Por María Antonelli
He pasado días y noches, sombras de mi hueso poroso, roto, enjambre de horas eternas en donde la sombra de tu ausencia marino, duele y se pliega en el envés de mi mano amorfa; brisa de humo que los ausentes en mi curva luna se engancha como pez líquido, el brebaje onírico, la ausencia, los ausentes deambulan en silencio con vestidos en su jaula crepé.
Marioneta sin hilos, sin cuerdas fucsia, sin el reflejo del pozo que murmulla en la penumbra; luciérnaga, luciferina, Artaud y la luna, vereda y Deimos, ausente, ausencia, ciclorama de caballos fúnebres galopando fiebre.

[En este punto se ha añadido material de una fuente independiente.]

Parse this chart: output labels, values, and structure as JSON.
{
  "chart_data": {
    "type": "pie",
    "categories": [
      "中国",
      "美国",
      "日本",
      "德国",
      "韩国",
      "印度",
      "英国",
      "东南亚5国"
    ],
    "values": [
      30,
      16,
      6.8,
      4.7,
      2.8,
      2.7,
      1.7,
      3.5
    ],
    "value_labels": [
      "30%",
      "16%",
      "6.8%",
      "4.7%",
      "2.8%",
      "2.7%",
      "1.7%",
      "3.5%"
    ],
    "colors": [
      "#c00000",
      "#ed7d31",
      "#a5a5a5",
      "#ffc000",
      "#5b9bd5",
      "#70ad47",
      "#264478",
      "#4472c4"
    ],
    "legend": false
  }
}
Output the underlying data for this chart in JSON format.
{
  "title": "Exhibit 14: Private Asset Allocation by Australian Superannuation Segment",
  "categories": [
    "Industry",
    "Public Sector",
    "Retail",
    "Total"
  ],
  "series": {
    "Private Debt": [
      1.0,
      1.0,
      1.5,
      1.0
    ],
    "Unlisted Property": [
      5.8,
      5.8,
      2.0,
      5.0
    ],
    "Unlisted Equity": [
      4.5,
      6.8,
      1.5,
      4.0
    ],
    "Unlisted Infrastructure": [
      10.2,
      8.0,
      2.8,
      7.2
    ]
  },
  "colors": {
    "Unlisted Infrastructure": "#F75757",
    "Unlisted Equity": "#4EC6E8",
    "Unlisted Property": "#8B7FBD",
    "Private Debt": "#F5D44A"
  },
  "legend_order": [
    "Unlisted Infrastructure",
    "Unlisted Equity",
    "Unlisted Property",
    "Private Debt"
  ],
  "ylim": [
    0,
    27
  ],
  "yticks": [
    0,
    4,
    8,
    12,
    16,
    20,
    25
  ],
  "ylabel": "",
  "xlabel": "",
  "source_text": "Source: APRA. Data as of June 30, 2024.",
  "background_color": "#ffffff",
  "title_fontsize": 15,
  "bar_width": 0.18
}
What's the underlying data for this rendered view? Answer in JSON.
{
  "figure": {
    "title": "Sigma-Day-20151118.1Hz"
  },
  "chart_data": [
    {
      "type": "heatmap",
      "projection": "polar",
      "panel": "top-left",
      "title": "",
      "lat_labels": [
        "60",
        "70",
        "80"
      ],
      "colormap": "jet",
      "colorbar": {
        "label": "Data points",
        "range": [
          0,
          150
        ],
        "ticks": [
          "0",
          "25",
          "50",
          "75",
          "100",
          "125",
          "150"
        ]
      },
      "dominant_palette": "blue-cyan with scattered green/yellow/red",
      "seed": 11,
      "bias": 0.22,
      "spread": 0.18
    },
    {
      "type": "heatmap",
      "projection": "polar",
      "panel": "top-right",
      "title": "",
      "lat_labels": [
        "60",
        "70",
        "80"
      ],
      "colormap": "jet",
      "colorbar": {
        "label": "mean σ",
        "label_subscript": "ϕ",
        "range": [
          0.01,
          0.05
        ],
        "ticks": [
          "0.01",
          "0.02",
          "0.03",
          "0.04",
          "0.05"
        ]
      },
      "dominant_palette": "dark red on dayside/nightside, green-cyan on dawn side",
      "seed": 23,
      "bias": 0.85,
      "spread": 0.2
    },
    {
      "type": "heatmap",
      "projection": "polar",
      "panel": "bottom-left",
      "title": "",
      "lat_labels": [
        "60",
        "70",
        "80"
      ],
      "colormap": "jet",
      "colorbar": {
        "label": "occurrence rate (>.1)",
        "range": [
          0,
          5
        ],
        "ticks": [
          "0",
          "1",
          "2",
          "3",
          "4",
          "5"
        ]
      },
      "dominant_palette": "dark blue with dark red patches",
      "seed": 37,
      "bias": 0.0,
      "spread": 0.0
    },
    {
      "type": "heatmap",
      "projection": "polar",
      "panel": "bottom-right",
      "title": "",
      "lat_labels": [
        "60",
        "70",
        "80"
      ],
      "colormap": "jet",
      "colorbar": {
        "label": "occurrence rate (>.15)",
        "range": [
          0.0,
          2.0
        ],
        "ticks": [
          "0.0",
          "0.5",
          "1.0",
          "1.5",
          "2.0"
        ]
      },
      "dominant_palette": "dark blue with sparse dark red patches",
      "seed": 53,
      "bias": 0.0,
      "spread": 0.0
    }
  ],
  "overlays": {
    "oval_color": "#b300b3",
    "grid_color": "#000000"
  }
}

En los meses veintiocho carmesí, lagunas rojas dicen no a la vida ruido blanco en el silencio, Heráclito y su río bañado en piedras de acuarela ámbar.
Los ausentes, ellos, diáfanos en las vías del reducto, veta de humo exhalando de tu boca en trance capullos.
El vaho fúnebre que expiro en el cristal de niebla, elipsis o sur, surcando con las uñas siempre al lado opuesto, el ausente se dilata entre la hojarasca invernal, mis piernas se tensan de frío y enmudecen; observo los muros descarapelados sepia, el incubo noctámbulo que me acecha puntual con un nido de aves inquietas en mi boca respirando pausadamente. Me incorporo, toco tu frente, el campanario de las seis de la mañana, es un sueño tibio, en tu rostro dormido y sereno, contemplo la esperanza azul, como tus ojos del tiempo, la cadena que me sostiene cuando floto antes de caer.